How to use TorchScript with Dropout for training?

My model is:

import torch.nn as nn

class Net(nn.Module):
    def __init__(self, num_input, num_hidden, num_classes, dropout,
                 activation='tanh'):
        super(Net, self).__init__()
        self.dropout = nn.Dropout(dropout)
        self.fc1 = nn.Linear(num_input, num_hidden)
        self.fc2 = nn.Linear(num_hidden, num_classes)

        if activation == 'tanh':
            self.activation_f = torch.tanh
        elif activation == 'relu':
            self.activation_f = torch.relu

    def forward(self, x):
        x = self.activation_f(self.fc1(x))
        x = self.dropout(x)
        x = self.fc2(x)
        return x

I call my model for instance as:

model = Net(14,512,2,0.2).to(device)

However once I use TorchScript as:

traced_model = torch.jit.trace(model, torch.zeros([1, 14], dtype=torch.float))

I receive the following error:

IndexError: The shape of the mask [2] at index 0 does not match the shape of the indexed tensor [1, 2] at index 0

I know that if I use model.eval() I don’t receive any error BUT I want to use my model for training and not evaluation. Does anybody know any solution or workaround for such problem?

PS: I am using PyTorch version 1.4.

I am unable to reproduce this error with Python 3.8.3 and pytorch-1.4.0 from conda.

Based on your error message, it seems like your input shape might be the problem. Try using an input with shape [14] as the input during tracing:

traced_model = torch.jit.trace(model, torch.zeros([14], dtype=torch.float))

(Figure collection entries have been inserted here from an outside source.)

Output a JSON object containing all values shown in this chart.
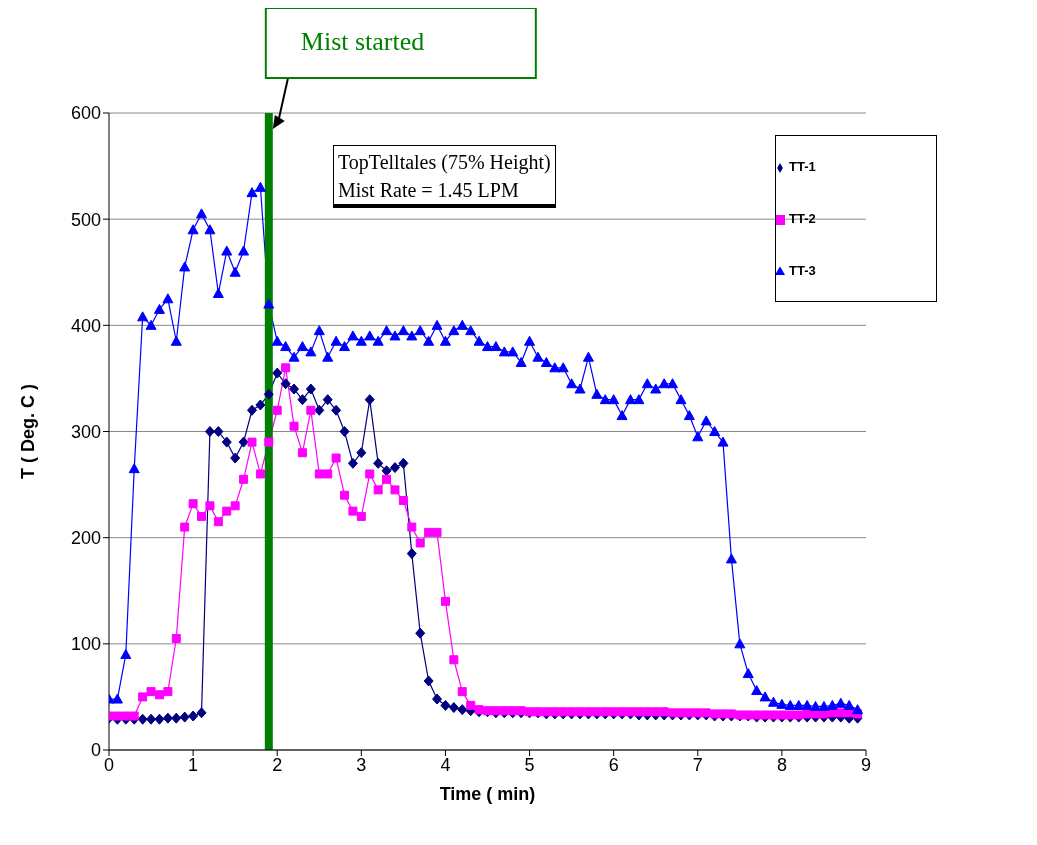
{
  "chart_data": {
    "type": "line",
    "xlabel": "Time ( min)",
    "ylabel": "T ( Deg. C )",
    "x": [
      0,
      0.1,
      0.2,
      0.3,
      0.4,
      0.5,
      0.6,
      0.7,
      0.8,
      0.9,
      1,
      1.1,
      1.2,
      1.3,
      1.4,
      1.5,
      1.6,
      1.7,
      1.8,
      1.9,
      2,
      2.1,
      2.2,
      2.3,
      2.4,
      2.5,
      2.6,
      2.7,
      2.8,
      2.9,
      3,
      3.1,
      3.2,
      3.3,
      3.4,
      3.5,
      3.6,
      3.7,
      3.8,
      3.9,
      4,
      4.1,
      4.2,
      4.3,
      4.4,
      4.5,
      4.6,
      4.7,
      4.8,
      4.9,
      5,
      5.1,
      5.2,
      5.3,
      5.4,
      5.5,
      5.6,
      5.7,
      5.8,
      5.9,
      6,
      6.1,
      6.2,
      6.3,
      6.4,
      6.5,
      6.6,
      6.7,
      6.8,
      6.9,
      7,
      7.1,
      7.2,
      7.3,
      7.4,
      7.5,
      7.6,
      7.7,
      7.8,
      7.9,
      8,
      8.1,
      8.2,
      8.3,
      8.4,
      8.5,
      8.6,
      8.7,
      8.8,
      8.9
    ],
    "series": [
      {
        "name": "TT-1",
        "color": "#000080",
        "marker": "diamond",
        "values": [
          30,
          29,
          29,
          29,
          29,
          29,
          29,
          30,
          30,
          31,
          32,
          35,
          300,
          300,
          290,
          275,
          290,
          320,
          325,
          335,
          355,
          345,
          340,
          330,
          340,
          320,
          330,
          320,
          300,
          270,
          280,
          330,
          270,
          263,
          266,
          270,
          185,
          110,
          65,
          48,
          42,
          40,
          38,
          37,
          36,
          36,
          35,
          35,
          35,
          35,
          35,
          35,
          34,
          34,
          34,
          34,
          34,
          34,
          34,
          34,
          34,
          34,
          34,
          33,
          33,
          33,
          33,
          33,
          33,
          33,
          33,
          33,
          32,
          32,
          32,
          32,
          32,
          31,
          31,
          31,
          31,
          31,
          31,
          31,
          31,
          31,
          31,
          31,
          30,
          30
        ]
      },
      {
        "name": "TT-2",
        "color": "#ff00ff",
        "marker": "square",
        "values": [
          32,
          32,
          32,
          32,
          50,
          55,
          52,
          55,
          105,
          210,
          232,
          220,
          230,
          215,
          225,
          230,
          255,
          290,
          260,
          290,
          320,
          360,
          305,
          280,
          320,
          260,
          260,
          275,
          240,
          225,
          220,
          260,
          245,
          255,
          245,
          235,
          210,
          195,
          205,
          205,
          140,
          85,
          55,
          42,
          38,
          37,
          37,
          37,
          37,
          37,
          36,
          36,
          36,
          36,
          36,
          36,
          36,
          36,
          36,
          36,
          36,
          36,
          36,
          36,
          36,
          36,
          36,
          35,
          35,
          35,
          35,
          35,
          34,
          34,
          34,
          33,
          33,
          33,
          33,
          33,
          33,
          33,
          33,
          34,
          34,
          34,
          35,
          35,
          35,
          34
        ]
      },
      {
        "name": "TT-3",
        "color": "#0000ff",
        "marker": "triangle",
        "values": [
          48,
          48,
          90,
          265,
          408,
          400,
          415,
          425,
          385,
          455,
          490,
          505,
          490,
          430,
          470,
          450,
          470,
          525,
          530,
          420,
          385,
          380,
          370,
          380,
          375,
          395,
          370,
          385,
          380,
          390,
          385,
          390,
          385,
          395,
          390,
          395,
          390,
          395,
          385,
          400,
          385,
          395,
          400,
          395,
          385,
          380,
          380,
          375,
          375,
          365,
          385,
          370,
          365,
          360,
          360,
          345,
          340,
          370,
          335,
          330,
          330,
          315,
          330,
          330,
          345,
          340,
          345,
          345,
          330,
          315,
          295,
          310,
          300,
          290,
          180,
          100,
          72,
          56,
          50,
          45,
          43,
          42,
          42,
          42,
          41,
          41,
          42,
          44,
          42,
          38
        ]
      }
    ],
    "xlim": [
      0,
      9
    ],
    "xticks": [
      0,
      1,
      2,
      3,
      4,
      5,
      6,
      7,
      8,
      9
    ],
    "ylim": [
      0,
      600
    ],
    "yticks": [
      0,
      100,
      200,
      300,
      400,
      500,
      600
    ],
    "grid": "y",
    "legend": "top right",
    "ref_lines": [
      {
        "axis": "x",
        "value": 1.9,
        "label": "Mist started",
        "color": "#008000"
      }
    ],
    "annotations": [
      "TopTelltales (75% Height)",
      "Mist Rate = 1.45 LPM"
    ]
  }
}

Stepping back a bit, I would advise you to use scripting (torch.jit.script) rather than tracing for this use case. The reason is that control flow is not visible to tracing and from what I remember, the backward pass for dropout predicates whether or not the incoming gradient should be backpropagated based on whether the corresponding input was passed through during the forward pass.

Hi, but it is not possible to take input of size [14], where is the batch dimension ([1,14])? I don’t think the dimension is the problem since once I fix the dropout rate to 0.0 then there is no error message and it works just fine.

I still cannot reproduce your error. Can you provide more details on your setup? There is an environment details collection script in the PyTorch repository.